Pieces of Her isn’t a big step forward or backward for the thriller genre. It’s just a show that could be cool, but ends up blankly going around in circles. (You know, like its boring heroine Andy.)

Based on the best-selling novel of the same name by Karin Slaughter, Pieces of Her opens by luring the viewer into a place of calm. Andy takes the most mundane of 911 calls — about “trash pandas” invading garbage — and rides her bike home. Her mother works with veterans struggling with PTSD. The main drama focuses on what Andy intends to do with her life. That is, until a man shoots his jilted lover, her mother, and attempts to coax Andy, in full “officer” gear, into shooting him. Laura attempts to direct the shooter’s attentions her way, but when he winds up stabbing her in the hand, she quickly slits the killer’s throat with a move you’d think James Bond would pull out. It turns out Laura has a secret past. And that people want her dead.

Bella Heathcote and Toni Collette in Pieces of Her
Photo: Netflix

Here’s where Pieces of Her should have gotten super duper cool. You have a woman hiding a lifetime of violence cast back into the crossfire and her adult daughter is on a dangerous hunt for the truth. The problem, though, is twofold. Laura’s storyline is consumed with scattered flashbacks that make no rhyme or reason in the pattern they’re presented. Andy’s journey is hampered by the fact that Andy herself is a confounding character. She either makes terrible choices or ones, like her mother’s act of courage, that feel cribbed from a secret agent manual. It’s impossible to get a handle on who either woman is supposed to be.

Likewise, Pieces of Her has an identity crisis. With a leading-lady like Toni Collette and director like Minkie Spiro, you’d expect it to be more on the level of a high-end thriller like Sharp Objects or Gone Girl. But the story lacks the wit of a Gillian Flynn adaptation or the depth of a Big Little Lies. Worse, the plot twists at times make little to no sense or are just thrown out without regard for anything that came before. (It’s rather shocking to see the show return to the scene of the original, instigating crime and realize, “Oh, right, there was a restaurant shooting.”) Even the ending, which should be a punch to the gut, falls limp. It seems no one suffers in the end for the avalanche of crimes we’ve seen unfold.
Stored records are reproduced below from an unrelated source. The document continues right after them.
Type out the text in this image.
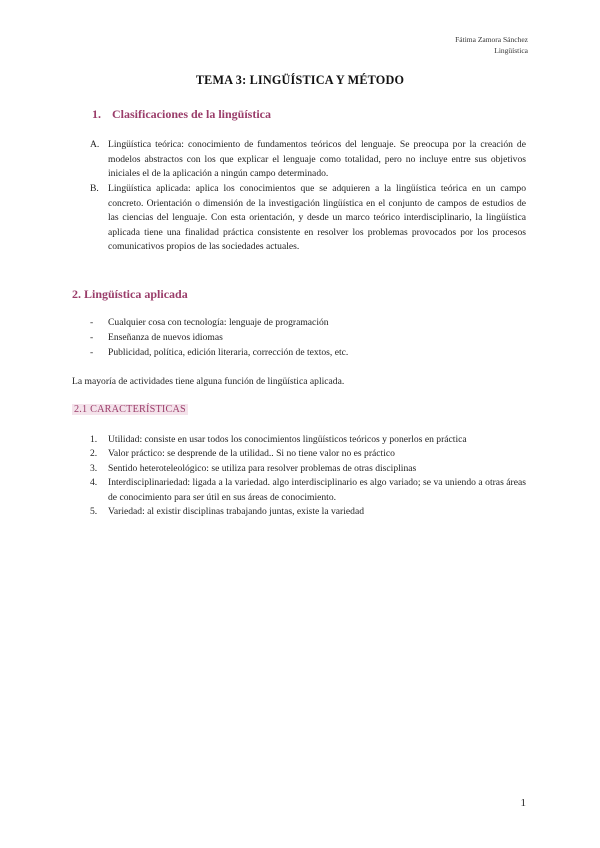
Fátima Zamora Sánchez
Lingüística
TEMA 3: LINGÜÍSTICA Y MÉTODO
1. Clasificaciones de la lingüística
A. Lingüística teórica: conocimiento de fundamentos teóricos del lenguaje. Se preocupa por la creación de modelos abstractos con los que explicar el lenguaje como totalidad, pero no incluye entre sus objetivos iniciales el de la aplicación a ningún campo determinado.
B. Lingüística aplicada: aplica los conocimientos que se adquieren a la lingüística teórica en un campo concreto. Orientación o dimensión de la investigación lingüística en el conjunto de campos de estudios de las ciencias del lenguaje. Con esta orientación, y desde un marco teórico interdisciplinario, la lingüística aplicada tiene una finalidad práctica consistente en resolver los problemas provocados por los procesos comunicativos propios de las sociedades actuales.
2. Lingüística aplicada
-	Cualquier cosa con tecnología: lenguaje de programación
-	Enseñanza de nuevos idiomas
-	Publicidad, política, edición literaria, corrección de textos, etc.
La mayoría de actividades tiene alguna función de lingüística aplicada.
2.1 CARACTERÍSTICAS
1.	Utilidad: consiste en usar todos los conocimientos lingüísticos teóricos y ponerlos en práctica
2.	Valor práctico: se desprende de la utilidad.. Si no tiene valor no es práctico
3.	Sentido heteroteleológico: se utiliza para resolver problemas de otras disciplinas
4.	Interdisciplinariedad: ligada a la variedad. algo interdisciplinario es algo variado; se va uniendo a otras áreas de conocimiento para ser útil en sus áreas de conocimiento.
5.	Variedad: al existir disciplinas trabajando juntas, existe la variedad
1
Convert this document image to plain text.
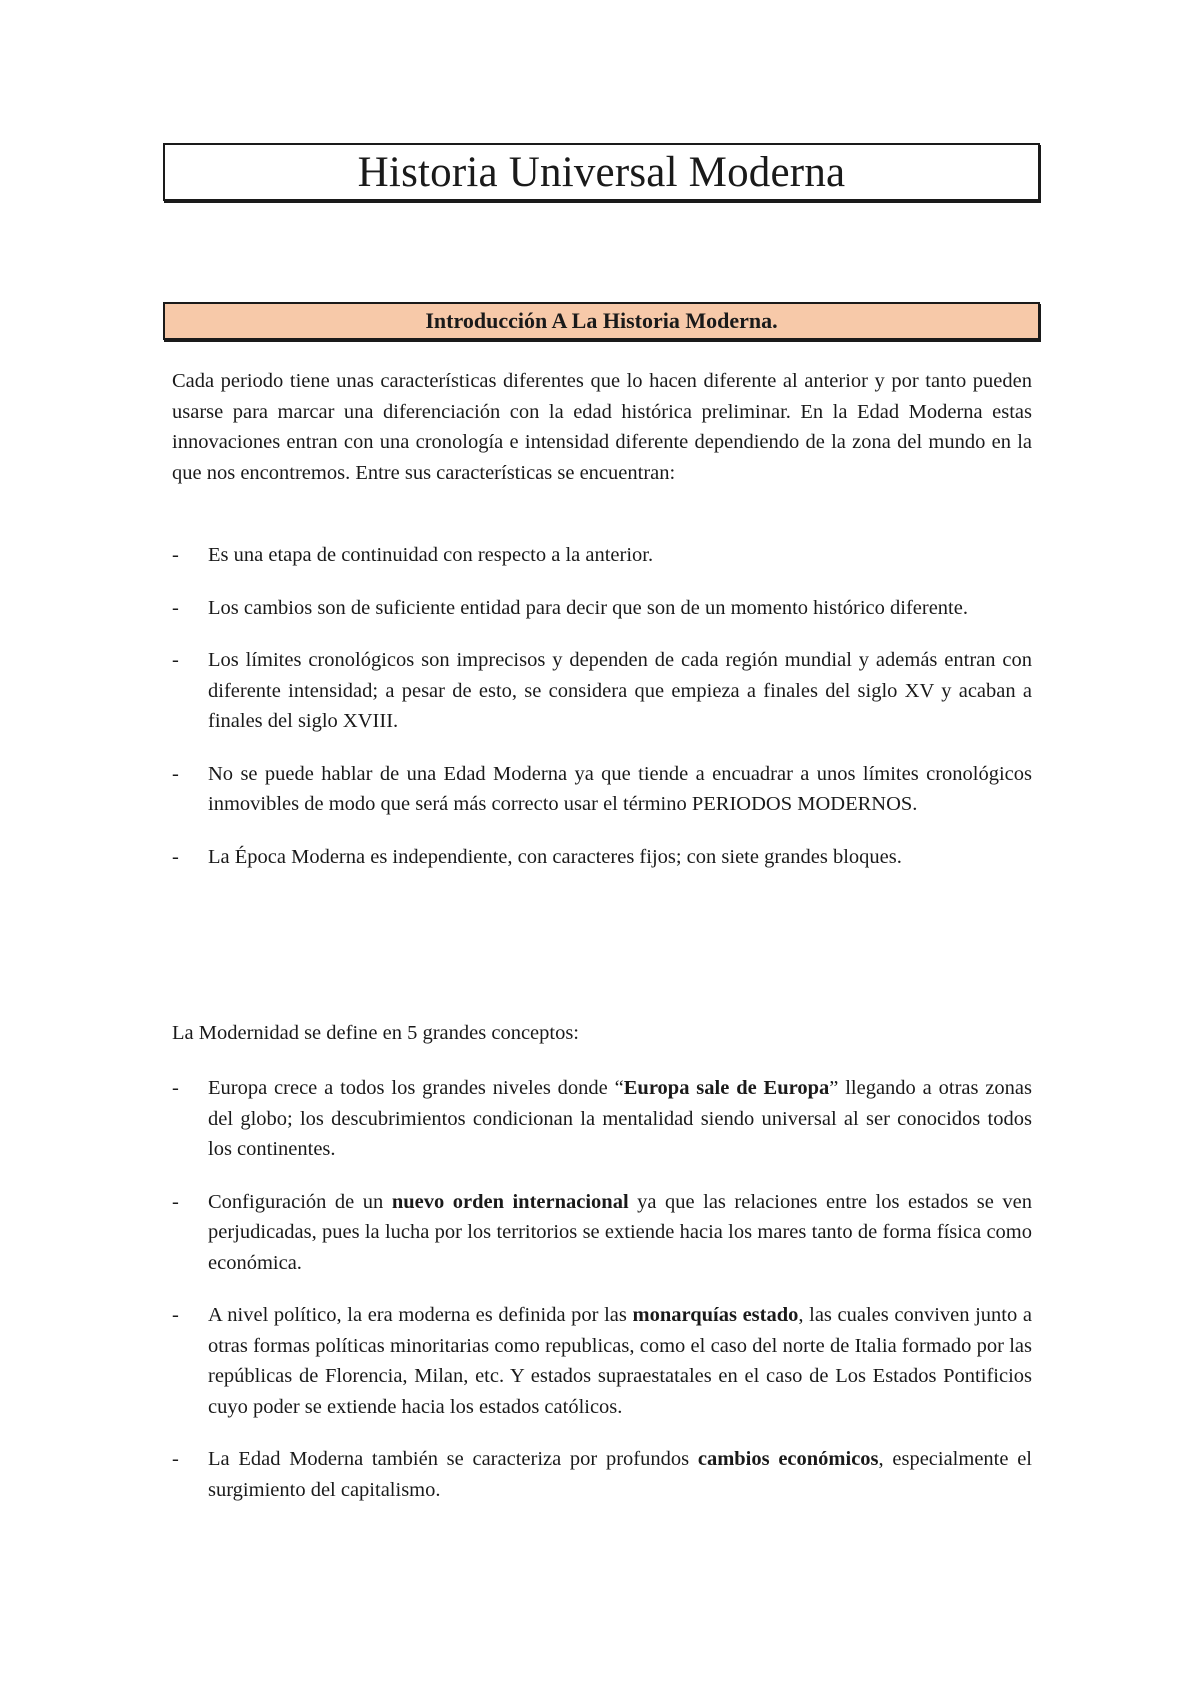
Historia Universal Moderna
Introducción A La Historia Moderna.
Cada periodo tiene unas características diferentes que lo hacen diferente al anterior y por tanto pueden usarse para marcar una diferenciación con la edad histórica preliminar. En la Edad Moderna estas innovaciones entran con una cronología e intensidad diferente dependiendo de la zona del mundo en la que nos encontremos. Entre sus características se encuentran:
- Es una etapa de continuidad con respecto a la anterior.
- Los cambios son de suficiente entidad para decir que son de un momento histórico diferente.
- Los límites cronológicos son imprecisos y dependen de cada región mundial y además entran con diferente intensidad; a pesar de esto, se considera que empieza a finales del siglo XV y acaban a finales del siglo XVIII.
- No se puede hablar de una Edad Moderna ya que tiende a encuadrar a unos límites cronológicos inmovibles de modo que será más correcto usar el término PERIODOS MODERNOS.
- La Época Moderna es independiente, con caracteres fijos; con siete grandes bloques.
La Modernidad se define en 5 grandes conceptos:
- Europa crece a todos los grandes niveles donde “Europa sale de Europa” llegando a otras zonas del globo; los descubrimientos condicionan la mentalidad siendo universal al ser conocidos todos los continentes.
- Configuración de un nuevo orden internacional ya que las relaciones entre los estados se ven perjudicadas, pues la lucha por los territorios se extiende hacia los mares tanto de forma física como económica.
- A nivel político, la era moderna es definida por las monarquías estado, las cuales conviven junto a otras formas políticas minoritarias como republicas, como el caso del norte de Italia formado por las repúblicas de Florencia, Milan, etc. Y estados supraestatales en el caso de Los Estados Pontificios cuyo poder se extiende hacia los estados católicos.
- La Edad Moderna también se caracteriza por profundos cambios económicos, especialmente el surgimiento del capitalismo.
Pieces of Her is fast food storytelling presented on a high end plate. Collette and Shapiro do their best to lend depth to an otherwise shallow story. Which means if you just want a tawdry thriller to zone out to, Pieces of Her will suffice. But if, like me, you want something deeper, you’ll find Pieces of Her’s biggest mystery will be how this tonally mismatched, structurally messy show came to be.